Terrorists blur into freedom fighters
By Brian M Downing
Tensions between Iran on the one hand and the United States and Israel have eased substantially since war loomed just a few weeks ago.
Israeli politicians, generals and security experts have openly expressed opposition to attacking Iran. More recently, the hawkish coalition in power has brought in the Kadima party, a large moderate bloc whose leaders also oppose such a strike. The P5+1 talks – which include Britain, China, France, Russia, and the US plus Germany – on Iran’s nuclear program are scheduled to begin in Baghdad next week in this calmer atmosphere.
The Barack Obama administration has refused to support Israel’s “red line” of continued uranium enrichment, which would lead to an Israeli attack. Obama has presented a less restrictive red line of an actual weapons program, which would lead to an American attack.

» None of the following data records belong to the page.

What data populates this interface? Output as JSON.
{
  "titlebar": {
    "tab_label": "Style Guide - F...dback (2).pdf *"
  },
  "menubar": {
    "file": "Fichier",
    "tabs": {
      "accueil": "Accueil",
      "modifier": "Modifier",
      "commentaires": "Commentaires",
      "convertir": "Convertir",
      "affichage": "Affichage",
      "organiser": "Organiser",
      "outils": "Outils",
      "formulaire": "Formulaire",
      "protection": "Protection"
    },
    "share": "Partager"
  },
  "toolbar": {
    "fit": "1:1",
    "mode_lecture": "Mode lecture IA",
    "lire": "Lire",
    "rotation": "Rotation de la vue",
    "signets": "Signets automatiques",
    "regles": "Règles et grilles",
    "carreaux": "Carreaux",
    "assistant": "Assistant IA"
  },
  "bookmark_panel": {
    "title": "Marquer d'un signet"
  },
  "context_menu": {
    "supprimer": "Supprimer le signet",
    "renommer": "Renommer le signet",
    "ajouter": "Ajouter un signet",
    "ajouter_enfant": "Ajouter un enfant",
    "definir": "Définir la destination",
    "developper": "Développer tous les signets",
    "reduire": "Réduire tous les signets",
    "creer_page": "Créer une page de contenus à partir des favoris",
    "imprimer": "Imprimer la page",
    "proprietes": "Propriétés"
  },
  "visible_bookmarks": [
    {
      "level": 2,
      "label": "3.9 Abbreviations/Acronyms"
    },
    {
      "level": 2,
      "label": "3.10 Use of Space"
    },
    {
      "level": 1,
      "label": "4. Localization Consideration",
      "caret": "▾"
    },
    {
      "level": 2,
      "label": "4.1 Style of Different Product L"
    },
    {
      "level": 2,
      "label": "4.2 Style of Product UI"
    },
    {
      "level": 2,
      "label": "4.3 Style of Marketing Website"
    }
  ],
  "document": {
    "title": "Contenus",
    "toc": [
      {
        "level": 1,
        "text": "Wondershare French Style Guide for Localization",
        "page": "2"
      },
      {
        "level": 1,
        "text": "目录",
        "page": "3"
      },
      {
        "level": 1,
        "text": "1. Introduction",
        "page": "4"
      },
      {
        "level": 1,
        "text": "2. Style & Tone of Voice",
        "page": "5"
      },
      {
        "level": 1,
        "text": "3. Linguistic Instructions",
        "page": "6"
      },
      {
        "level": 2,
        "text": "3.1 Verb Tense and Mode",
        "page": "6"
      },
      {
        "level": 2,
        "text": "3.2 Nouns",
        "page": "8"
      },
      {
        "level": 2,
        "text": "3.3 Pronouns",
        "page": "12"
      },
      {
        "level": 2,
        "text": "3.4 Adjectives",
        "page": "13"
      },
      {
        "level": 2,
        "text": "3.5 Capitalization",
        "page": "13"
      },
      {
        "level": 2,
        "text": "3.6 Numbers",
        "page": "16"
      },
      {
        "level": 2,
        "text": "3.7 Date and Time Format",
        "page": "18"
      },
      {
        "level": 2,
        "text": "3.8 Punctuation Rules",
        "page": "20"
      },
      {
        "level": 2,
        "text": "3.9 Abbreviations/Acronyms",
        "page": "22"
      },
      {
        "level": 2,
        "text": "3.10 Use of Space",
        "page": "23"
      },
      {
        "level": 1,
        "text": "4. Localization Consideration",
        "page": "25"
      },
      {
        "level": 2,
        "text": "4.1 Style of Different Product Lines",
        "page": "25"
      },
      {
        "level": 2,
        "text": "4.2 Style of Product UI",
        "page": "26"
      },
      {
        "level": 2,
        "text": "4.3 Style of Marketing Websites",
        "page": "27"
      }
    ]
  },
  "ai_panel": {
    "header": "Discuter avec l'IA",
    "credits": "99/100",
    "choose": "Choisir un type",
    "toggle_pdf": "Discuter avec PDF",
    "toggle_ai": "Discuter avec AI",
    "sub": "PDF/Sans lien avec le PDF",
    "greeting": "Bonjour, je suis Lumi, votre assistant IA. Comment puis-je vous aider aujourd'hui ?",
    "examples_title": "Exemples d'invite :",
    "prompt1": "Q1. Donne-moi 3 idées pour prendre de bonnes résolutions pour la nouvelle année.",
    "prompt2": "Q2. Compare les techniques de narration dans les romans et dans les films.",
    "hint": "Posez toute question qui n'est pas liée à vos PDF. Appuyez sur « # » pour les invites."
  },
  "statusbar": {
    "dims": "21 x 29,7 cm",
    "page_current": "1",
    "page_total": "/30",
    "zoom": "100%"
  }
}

Foreign powers should act to nudge Iran into accepting the US red line, which after all offers Tehran a victory of sorts over Israeli demands and threats. Unfortunately, neither the US nor the Sunni Gulf powers are obliging and this could adversely affect impending talks and political dynamics in Tehran as well.
The US recently deployed a number of F-22 fighters to an unnamed place in the region, probably the al-Dafra air base in the United Arab Emirates. These fighters have the latest stealth technology but have never seen combat. Iran must wonder how eager the US is to give their new planes a proper evaluation.
Elsewhere in the Gulf, Saudi Arabia and Bahrain are discussing a political union, which would strengthen anti-Shi’ite resolve and weaken the traditional role of smaller Gulf states as balancers between the Saudi and Iranian powers who threaten to upset the neighborhood.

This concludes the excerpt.